Wackym P Ashley, Wood Scott J, Siker David A, Carter Dale M
Ear and Skull Base Center, 1225 NE 2nd Ave., Suite 305, Portland, OR 97232, USA.
Ear Nose Throat J. 2015 Aug;94(8):E8-E24. doi: 10.1177/014556131509400802.

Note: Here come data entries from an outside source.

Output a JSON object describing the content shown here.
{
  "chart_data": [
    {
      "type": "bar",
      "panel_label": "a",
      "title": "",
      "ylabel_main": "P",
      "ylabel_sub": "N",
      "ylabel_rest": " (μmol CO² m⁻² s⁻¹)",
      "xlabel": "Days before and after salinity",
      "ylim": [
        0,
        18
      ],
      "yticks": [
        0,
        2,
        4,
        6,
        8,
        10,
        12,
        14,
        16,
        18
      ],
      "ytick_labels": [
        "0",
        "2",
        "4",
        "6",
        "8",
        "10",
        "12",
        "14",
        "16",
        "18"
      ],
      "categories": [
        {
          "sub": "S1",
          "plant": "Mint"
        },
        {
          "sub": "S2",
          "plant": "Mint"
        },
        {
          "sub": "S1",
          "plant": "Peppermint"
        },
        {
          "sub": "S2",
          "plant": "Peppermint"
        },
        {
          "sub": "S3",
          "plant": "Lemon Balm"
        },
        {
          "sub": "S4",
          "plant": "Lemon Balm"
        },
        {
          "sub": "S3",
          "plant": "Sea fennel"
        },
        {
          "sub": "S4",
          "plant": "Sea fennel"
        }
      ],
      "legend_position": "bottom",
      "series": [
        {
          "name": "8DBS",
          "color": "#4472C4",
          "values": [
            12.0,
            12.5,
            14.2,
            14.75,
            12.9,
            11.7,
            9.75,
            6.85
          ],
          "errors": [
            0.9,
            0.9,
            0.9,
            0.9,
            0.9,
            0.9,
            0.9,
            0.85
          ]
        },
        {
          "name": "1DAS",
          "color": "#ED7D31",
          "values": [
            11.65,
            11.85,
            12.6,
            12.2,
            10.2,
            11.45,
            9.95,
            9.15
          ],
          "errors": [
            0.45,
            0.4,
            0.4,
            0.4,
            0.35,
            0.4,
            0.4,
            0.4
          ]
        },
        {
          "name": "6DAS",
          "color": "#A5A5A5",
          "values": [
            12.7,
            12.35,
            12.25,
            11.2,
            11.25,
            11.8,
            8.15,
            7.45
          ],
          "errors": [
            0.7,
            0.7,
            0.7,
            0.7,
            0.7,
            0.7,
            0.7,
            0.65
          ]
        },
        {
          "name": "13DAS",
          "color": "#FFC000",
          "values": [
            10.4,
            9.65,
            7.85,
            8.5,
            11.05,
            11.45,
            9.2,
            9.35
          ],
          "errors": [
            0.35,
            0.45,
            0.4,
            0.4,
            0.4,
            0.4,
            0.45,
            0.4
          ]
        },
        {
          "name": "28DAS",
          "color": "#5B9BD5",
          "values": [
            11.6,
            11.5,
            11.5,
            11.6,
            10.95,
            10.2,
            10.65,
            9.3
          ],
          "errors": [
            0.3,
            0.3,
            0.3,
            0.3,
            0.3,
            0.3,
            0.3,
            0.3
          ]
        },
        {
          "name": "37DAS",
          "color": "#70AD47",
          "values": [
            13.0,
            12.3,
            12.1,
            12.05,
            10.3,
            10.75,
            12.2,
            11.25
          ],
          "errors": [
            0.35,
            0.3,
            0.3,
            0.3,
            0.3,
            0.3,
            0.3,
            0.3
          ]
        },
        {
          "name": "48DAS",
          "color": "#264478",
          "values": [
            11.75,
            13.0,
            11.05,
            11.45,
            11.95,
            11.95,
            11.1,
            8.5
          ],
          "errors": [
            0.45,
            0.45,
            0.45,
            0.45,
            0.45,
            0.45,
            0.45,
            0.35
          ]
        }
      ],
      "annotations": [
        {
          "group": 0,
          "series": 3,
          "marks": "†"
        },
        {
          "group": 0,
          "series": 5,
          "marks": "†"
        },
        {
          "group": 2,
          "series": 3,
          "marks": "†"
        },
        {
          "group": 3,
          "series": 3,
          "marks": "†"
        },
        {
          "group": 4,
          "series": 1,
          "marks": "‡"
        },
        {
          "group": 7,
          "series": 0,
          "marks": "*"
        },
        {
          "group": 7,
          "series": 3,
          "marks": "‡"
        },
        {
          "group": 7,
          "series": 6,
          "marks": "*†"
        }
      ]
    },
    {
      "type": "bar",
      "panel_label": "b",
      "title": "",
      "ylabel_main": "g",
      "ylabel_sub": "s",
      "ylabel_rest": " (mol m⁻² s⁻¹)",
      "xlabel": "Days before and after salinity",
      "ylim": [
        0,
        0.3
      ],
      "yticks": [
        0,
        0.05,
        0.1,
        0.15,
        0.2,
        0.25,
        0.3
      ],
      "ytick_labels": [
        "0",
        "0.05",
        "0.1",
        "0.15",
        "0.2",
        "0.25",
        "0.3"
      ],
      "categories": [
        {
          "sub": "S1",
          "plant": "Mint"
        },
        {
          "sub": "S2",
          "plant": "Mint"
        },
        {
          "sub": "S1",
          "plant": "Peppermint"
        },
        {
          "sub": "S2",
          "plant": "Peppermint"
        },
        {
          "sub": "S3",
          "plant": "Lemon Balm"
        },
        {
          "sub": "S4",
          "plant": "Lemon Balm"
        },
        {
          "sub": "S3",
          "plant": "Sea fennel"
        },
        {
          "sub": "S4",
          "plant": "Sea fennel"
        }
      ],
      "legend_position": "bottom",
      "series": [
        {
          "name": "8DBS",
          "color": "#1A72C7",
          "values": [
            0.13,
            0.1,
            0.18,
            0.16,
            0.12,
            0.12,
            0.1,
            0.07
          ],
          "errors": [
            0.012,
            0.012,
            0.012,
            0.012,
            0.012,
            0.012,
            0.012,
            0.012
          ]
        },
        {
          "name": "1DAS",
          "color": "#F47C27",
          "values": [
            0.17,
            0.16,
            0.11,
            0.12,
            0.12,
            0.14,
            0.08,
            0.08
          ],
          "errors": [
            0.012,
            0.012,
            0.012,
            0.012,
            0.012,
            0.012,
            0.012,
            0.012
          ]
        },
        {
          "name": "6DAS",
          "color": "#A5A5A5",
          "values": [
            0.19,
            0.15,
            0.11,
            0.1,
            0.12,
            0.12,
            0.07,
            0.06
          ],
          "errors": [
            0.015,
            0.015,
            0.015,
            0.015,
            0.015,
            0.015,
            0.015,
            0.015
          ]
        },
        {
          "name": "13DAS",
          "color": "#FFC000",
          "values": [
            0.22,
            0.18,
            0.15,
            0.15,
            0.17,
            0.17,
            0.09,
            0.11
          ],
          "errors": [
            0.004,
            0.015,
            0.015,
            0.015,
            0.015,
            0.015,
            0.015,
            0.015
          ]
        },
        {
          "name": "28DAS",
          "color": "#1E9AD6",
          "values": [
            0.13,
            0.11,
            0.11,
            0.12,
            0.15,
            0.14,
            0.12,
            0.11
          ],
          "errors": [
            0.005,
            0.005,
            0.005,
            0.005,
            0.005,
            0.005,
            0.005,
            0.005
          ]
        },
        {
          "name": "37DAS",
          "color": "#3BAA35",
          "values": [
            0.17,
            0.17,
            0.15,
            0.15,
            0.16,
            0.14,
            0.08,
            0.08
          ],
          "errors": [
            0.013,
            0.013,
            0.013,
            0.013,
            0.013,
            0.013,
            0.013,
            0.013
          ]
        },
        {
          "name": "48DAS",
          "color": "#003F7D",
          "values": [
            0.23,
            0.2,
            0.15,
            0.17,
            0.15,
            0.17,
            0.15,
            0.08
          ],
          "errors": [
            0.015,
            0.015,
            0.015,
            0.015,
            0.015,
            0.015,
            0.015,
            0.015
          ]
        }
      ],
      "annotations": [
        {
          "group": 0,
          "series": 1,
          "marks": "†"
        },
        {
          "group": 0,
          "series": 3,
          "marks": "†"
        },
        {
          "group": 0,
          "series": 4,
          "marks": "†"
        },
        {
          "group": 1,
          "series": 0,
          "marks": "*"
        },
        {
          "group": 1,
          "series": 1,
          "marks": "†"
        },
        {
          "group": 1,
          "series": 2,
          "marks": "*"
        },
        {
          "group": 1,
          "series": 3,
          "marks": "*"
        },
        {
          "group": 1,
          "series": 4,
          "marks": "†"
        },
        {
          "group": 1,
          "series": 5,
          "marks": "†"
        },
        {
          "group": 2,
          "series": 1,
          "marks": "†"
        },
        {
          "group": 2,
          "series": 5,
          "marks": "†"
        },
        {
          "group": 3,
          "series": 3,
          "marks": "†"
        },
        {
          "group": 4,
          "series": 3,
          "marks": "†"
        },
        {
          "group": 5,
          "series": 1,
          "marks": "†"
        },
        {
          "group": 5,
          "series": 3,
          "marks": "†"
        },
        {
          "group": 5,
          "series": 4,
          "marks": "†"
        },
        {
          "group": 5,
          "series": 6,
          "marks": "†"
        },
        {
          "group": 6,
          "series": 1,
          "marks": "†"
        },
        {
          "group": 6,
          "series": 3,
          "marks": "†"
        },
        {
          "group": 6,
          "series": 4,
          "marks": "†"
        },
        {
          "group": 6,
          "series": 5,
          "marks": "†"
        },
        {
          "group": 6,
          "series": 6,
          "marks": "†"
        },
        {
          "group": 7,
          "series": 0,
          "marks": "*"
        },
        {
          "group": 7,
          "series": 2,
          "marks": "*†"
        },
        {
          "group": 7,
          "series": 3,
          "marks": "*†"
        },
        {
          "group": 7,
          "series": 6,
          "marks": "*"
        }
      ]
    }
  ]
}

We conducted a prospective longitudinal study of two cohorts of patients who had superior semicircular canal dehiscence syndrome (SSCDS); one group had radiographically confirmed superior canal dehiscence (SCD), and the other exhibited no identified otic capsule dehiscence on imaging (no-iOCD). We compiled data obtained from prospective structured symptomatology interviews; diagnostic studies; three-dimensional, high-resolution, temporal bone computed tomography; and a retrospective case review from our tertiary care referral center. Eleven adults and 1 child with SSCDS were identified, surgically managed, and followed. Six of these patients-1 man and 5 women, aged 29 to 54 years at first surgery (mean: 41.8)-had radiologically confirmed SCD. The other 6 patients-1 man, 4 women, and 1 girl, aged 1 to 51 years (mean: 32.2)-had no-iOCD. The 6 adults with SCD underwent surgery via a middle cranial fossa approach with plugging procedures. The 5 adults and 1 child with no-iOCD underwent round window reinforcement (RWR) surgery. One SCD patient developed no-iOCD 1.5 years after SCD surgery, and she subsequently underwent RWR surgery. Our main outcome measures were patient symptomatology (with video documentation) and the results of diagnostic studies. Other than the character of migraine headaches, there was no difference in preoperative symptomatology between the two groups. Postoperatively, resolution of SSCDS symptoms ultimately occurred in all patients. Both the SCD and the no-iOCD groups experienced a highly significant improvement in postural control following treatment (Wilcoxon signed rank test, p < 0.001). We conclude that the term otic capsule dehiscence syndrome more accurately reflects the clinical syndrome of SSCDS since it includes both superior semicircular canal dehiscence and no-iOCD, as well as posterior and lateral semicircular canal dehiscence, all of which can manifest as SSCDS. We have also included links to videos in which 4 of the SSCDS patients with no-iOCD in this study discussed their symptoms and the results of their surgery; these links are found in the "References" section in citations 12-15. Links to three other videos of interest are contained in citations 10, 11, and 24.
我们对两组患有上半规管裂综合征(SSCDS)的患者进行了一项前瞻性纵向研究;一组经影像学证实存在上半规管裂(SCD),另一组在影像学上未发现内耳囊裂(无内耳囊裂,no - iOCD)。我们收集了从前瞻性结构化症状访谈、诊断研究、三维高分辨率颞骨计算机断层扫描以及我们三级医疗转诊中心的回顾性病例审查中获得的数据。共识别出11名成人和1名患有SSCDS的儿童,对他们进行了手术治疗并进行随访。其中6例患者(1名男性和5名女性,首次手术时年龄为29至54岁,平均41.8岁)经影像学证实存在SCD。另外6例患者(1名男性、4名女性和1名女孩,年龄为1至51岁,平均32.2岁)为无内耳囊裂。6例患有SCD的成人通过中颅窝入路并采用填塞手术进行治疗。5例成人和1名儿童无内耳囊裂患者接受了圆窗加固(RWR)手术。1例SCD患者在SCD手术后1.5年出现无内耳囊裂,随后接受了RWR手术。我们的主要结局指标是患者症状(有视频记录)和诊断研究结果。除偏头痛头痛的特征外,两组术前症状无差异。术后,所有患者的SSCDS症状最终均得到缓解。SCD组和无内耳囊裂组在治疗后姿势控制方面均有高度显著改善(Wilcoxon符号秩检验,p < 0.001)。我们得出结论,内耳囊裂综合征这一术语更准确地反映了SSCDS的临床综合征,因为它包括上半规管裂和无内耳囊裂,以及后半规管裂和外半规管裂,所有这些都可表现为SSCDS。我们还提供了视频链接,本研究中4例无内耳囊裂的SSCDS患者在视频中讨论了他们的症状和手术结果;这些链接在参考文献部分的引用12 - 15中。引用10、11和24中包含另外三个相关视频的链接。